其の六十七 獅子身中の蟲

 皇室貴族に、敵の内偵が居る。


 レオンハルトの説明を聞いていた十郎太は、眉を顰めながら質問する。


「敵ってのはなんだ? 蟲のことか?」

「正確には違います。蟲は奴らの尖兵に過ぎません」

「奴ら? なるほどな。やはり蟲を操っている奴らがいるってことか」


 得心が行った様子の十郎太を見て、今度はカタリナが質問をした。


「どういう事ですか? ジューロータ様は、スティマータの裏に何者かが居ることをご存知だったのですか?」

「いや、確信はなかったがな。ここまでの道中で蟲共と何度か戦って気付いたことと。パトラルカでの戦いを見て不思議には思っていた」

「と、言いますと?」


 十郎太は無精ひげの生えた顎を擦りながら説明をする。

 ここまでの道中での蟲との交戦でいくつか引っ掛かっていたことがあった。

 まず蟲の基本行動は、捕食と繁殖、この二通りであることは誰もが知っていることだろう。生存の為の食事と、種の存続の為の繁殖、全ての生き物が行っていることだ。

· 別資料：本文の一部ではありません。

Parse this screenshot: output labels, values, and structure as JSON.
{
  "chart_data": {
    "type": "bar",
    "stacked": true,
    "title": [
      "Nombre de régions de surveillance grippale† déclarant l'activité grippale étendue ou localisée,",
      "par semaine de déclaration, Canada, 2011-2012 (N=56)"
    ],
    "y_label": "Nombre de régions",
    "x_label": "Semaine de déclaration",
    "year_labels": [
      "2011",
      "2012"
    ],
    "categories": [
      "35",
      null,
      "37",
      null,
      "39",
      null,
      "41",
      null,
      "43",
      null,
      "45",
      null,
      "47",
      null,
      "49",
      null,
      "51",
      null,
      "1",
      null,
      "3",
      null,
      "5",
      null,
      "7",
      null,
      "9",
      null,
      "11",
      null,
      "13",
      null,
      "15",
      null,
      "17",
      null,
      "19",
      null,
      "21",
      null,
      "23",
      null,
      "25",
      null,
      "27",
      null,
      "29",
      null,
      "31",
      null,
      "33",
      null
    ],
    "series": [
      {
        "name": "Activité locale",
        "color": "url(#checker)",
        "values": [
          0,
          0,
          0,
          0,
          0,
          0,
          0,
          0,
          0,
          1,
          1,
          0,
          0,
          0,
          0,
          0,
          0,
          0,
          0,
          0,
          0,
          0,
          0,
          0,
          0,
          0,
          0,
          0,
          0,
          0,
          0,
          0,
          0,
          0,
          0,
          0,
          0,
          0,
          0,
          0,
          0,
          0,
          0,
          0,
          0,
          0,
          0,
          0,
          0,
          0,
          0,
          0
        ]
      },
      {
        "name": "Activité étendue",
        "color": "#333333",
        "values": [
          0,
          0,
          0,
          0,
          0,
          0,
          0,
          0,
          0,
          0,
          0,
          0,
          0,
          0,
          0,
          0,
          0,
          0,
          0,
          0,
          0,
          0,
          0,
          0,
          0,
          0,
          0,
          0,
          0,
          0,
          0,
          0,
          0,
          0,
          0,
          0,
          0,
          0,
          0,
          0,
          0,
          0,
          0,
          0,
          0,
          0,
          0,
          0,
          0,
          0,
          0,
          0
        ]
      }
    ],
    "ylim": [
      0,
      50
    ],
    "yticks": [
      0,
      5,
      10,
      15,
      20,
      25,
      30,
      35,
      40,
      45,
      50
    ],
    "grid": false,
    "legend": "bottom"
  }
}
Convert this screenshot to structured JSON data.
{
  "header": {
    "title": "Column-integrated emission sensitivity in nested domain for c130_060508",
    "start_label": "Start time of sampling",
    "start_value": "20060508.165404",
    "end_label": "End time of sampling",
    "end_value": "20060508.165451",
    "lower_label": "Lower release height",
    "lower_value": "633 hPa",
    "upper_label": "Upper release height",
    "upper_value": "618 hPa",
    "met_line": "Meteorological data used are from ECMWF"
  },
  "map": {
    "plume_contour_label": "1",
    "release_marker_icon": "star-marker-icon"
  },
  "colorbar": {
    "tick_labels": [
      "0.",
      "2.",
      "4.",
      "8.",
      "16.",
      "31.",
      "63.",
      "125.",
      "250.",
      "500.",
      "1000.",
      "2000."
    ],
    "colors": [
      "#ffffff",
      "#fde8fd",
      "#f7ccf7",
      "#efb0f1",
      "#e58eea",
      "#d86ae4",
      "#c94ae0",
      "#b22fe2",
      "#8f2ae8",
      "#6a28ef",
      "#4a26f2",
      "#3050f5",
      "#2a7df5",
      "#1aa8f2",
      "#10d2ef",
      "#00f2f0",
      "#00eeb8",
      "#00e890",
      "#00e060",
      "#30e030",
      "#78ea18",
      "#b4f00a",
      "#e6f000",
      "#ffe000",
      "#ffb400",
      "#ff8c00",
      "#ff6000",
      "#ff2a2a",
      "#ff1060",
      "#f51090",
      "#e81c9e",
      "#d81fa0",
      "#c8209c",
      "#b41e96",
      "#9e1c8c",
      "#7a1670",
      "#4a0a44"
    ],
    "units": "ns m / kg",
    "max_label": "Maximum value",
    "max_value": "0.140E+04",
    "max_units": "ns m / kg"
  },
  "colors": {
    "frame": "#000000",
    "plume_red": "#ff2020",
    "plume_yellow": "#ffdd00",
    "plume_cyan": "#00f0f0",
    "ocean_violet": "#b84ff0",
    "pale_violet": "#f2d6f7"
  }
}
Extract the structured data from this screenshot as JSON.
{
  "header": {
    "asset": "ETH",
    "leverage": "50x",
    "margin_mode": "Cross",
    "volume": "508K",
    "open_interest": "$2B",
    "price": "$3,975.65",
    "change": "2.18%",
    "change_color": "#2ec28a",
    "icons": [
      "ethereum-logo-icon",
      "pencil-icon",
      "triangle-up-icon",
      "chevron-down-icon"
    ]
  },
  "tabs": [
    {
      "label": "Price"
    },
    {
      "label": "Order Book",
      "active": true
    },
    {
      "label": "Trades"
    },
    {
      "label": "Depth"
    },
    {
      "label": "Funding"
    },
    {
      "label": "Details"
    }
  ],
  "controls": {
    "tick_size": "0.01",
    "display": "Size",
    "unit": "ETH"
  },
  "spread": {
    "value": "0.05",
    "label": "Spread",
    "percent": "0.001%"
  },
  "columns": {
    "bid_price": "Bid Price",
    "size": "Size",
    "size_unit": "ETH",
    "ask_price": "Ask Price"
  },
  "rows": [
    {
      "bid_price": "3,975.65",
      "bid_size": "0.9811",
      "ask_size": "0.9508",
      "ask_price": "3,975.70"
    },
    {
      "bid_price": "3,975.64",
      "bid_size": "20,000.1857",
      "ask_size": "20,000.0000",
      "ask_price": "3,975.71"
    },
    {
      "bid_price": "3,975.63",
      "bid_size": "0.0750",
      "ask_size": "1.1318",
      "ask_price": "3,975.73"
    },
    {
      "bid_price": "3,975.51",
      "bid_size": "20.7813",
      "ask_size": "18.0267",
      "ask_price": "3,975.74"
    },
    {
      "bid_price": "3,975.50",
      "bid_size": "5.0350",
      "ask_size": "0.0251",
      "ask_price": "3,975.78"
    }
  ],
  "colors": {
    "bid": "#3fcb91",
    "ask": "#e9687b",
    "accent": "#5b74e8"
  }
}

 それとは別に、蟲との交戦でわかったことは、仲間が殺されるとその脅威を排除しようと行動することであった。更には、パトラルカでの蟲の取った戦術である。単なる蟲が、あんな消耗戦を取るなんてことがあるのだろうかと、不思議に思っていたのだ。

 これはつまり、蟲にも知能があるか、或いは裏で操っている者が居るのではないかと。


 そんな十郎太の疑問にレオンハルトが答える。


「それは、奴らに施されたプログラムです」

「ぷろぐらむぅ? なんだそりゃ」

「簡単に言ってしまえば、スティマータには事前にそういった命令が備わっていたという事です。ジューロータ殿の仰るように、スティマータには人間を捕食してエネルギー源とする機能と、繁殖機能が備わっています」

「えね……? 機能って言うのはどういうこった?」


 その質問にレオンハルトは、一瞬の間を置くとボルザックに視線を送り、ボルザックがゆっくり頷くとレオンハルトは十郎太の質問に答えた。


「我々はこの一年近くの間、封印の壁の調査と、スティマータの生態を調べてきました。そして、2か月前のエスタフォンセ・トワでの一件で判明したことがあります」


 それは、地下闘技場でのあの戦いの事であると十郎太はすぐに察した。

 ゲルトの方を見ると、黙ったままではいるが、間違いないと言った顔をしている。


「エスタフォンセの実験場に残っていたデータから判明したこと。それは、スティマータが聖機兵に極めて近い人工生命体の一種であるということです」


 皮肉にもそれは、キャロルティナの父の行っていた実験と研究から判明したことであった。

 その衝撃の事実に十郎太もカタリナも、まさに驚天動地と言った様子で言葉にならなかった。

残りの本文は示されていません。